5. Discussion, Policy Implication, and Conclusions

At present, the government in Taiwan is focused on passing through the evaluation of the Asia/Pacific Group on Money Laundering. As mentioned before, to justify unprecedented personal information collection and avoid potential endowed-power abuse, support measures for information privacy protection are needed in Taiwan. By conducting this empirical study, results reveal that external independent force for supervision and adopting personal information impact assessments are the most important support measures to enhance information privacy protection in Taiwan for both private and public entities. The search results confirmed the assertion of Gouvin [14] to establish an external independent force for supervision. The suggestion of adopting personal information impact assessments in guidelines on data protection in EU financial services regulation has also drawn serious attention. Conversely, Lacey and George [16]’s suggestion which to exclude information privacy protection by informed consent received the least appreciation of experts. Enacting additional requirements in Taiwan’s legal system to protect information privacy is prominent instead of relying on informed consent, avoiding information privacy disputes. Future researchers might consider further investigating what is the real substance of personal information impact assessments and how Taiwan appropriately builds up external independent force for supervision.

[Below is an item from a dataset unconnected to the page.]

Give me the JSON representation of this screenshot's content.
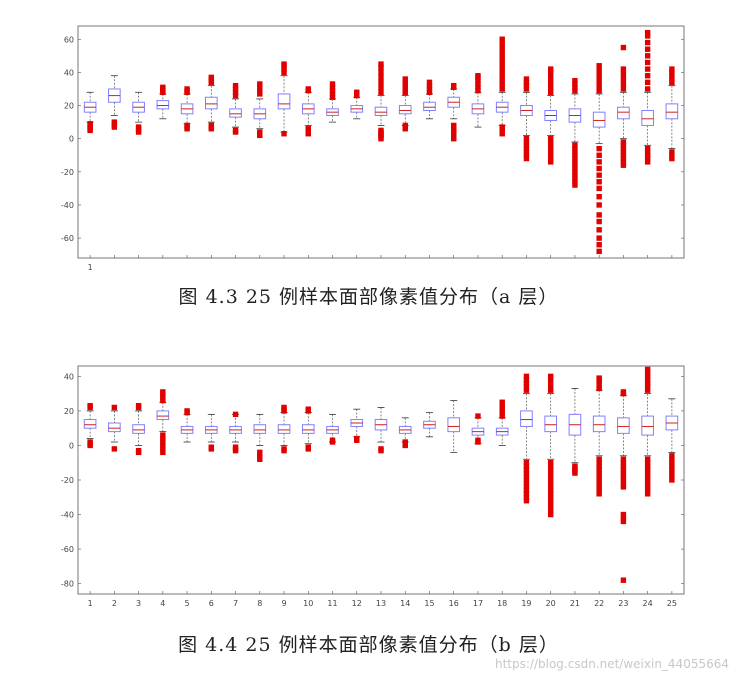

Such results implied that regulated entities’ preventive measure (impact assessment) and authorities’ supervision (external independent force) are needed in Taiwan. Therefore, regulated entities and governmental authorities are required to be more cooperative to retain the goal of information privacy protection in wake of anti-money laundering. There are two layers of policy implication. First, study results are in accordance with the current trend of information privacy governance, which emphasizes the joint force between the industry and the government for information privacy protection [31]. In this study, adopting personal information impact assessments in regulated entities indicates the cooperative measure from regulated entities, and establishing an external independent force for supervision represents the cooperative measure from governmental authorities. Second, to increase support measures for information privacy protection will decrease the difficulties to transfer personal information cross-border. The general privacy principle to send personal information outside the jurisdiction is to require that receiving parties come under the same level of information privacy protection. Implementing the above-mentioned support measures will be helpful to convey personal information transnationally, especially to the EU, which requires the stringent protection of information privacy.

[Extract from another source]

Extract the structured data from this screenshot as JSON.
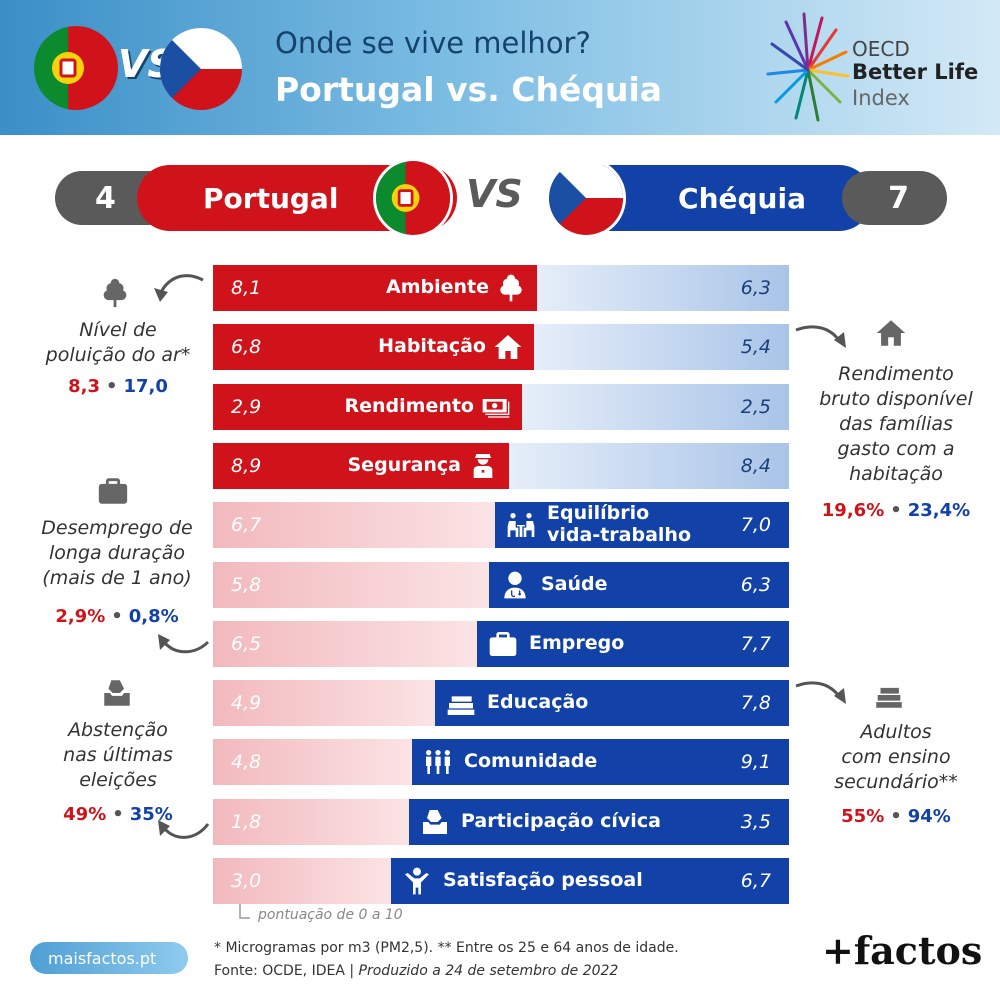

This research article might offer some practical value to future legislative change in Taiwan, since there has not yet been any similar quantitative research work designed to resolve the conflict between investigating potential money laundering activities and protecting information privacy. The findings can bolster the justification to adding additional legal requirements to information privacy protection. The limitation to this research paper is the small number of experienced experts and also the difficulty of encouraging them to reveal their personal opinions.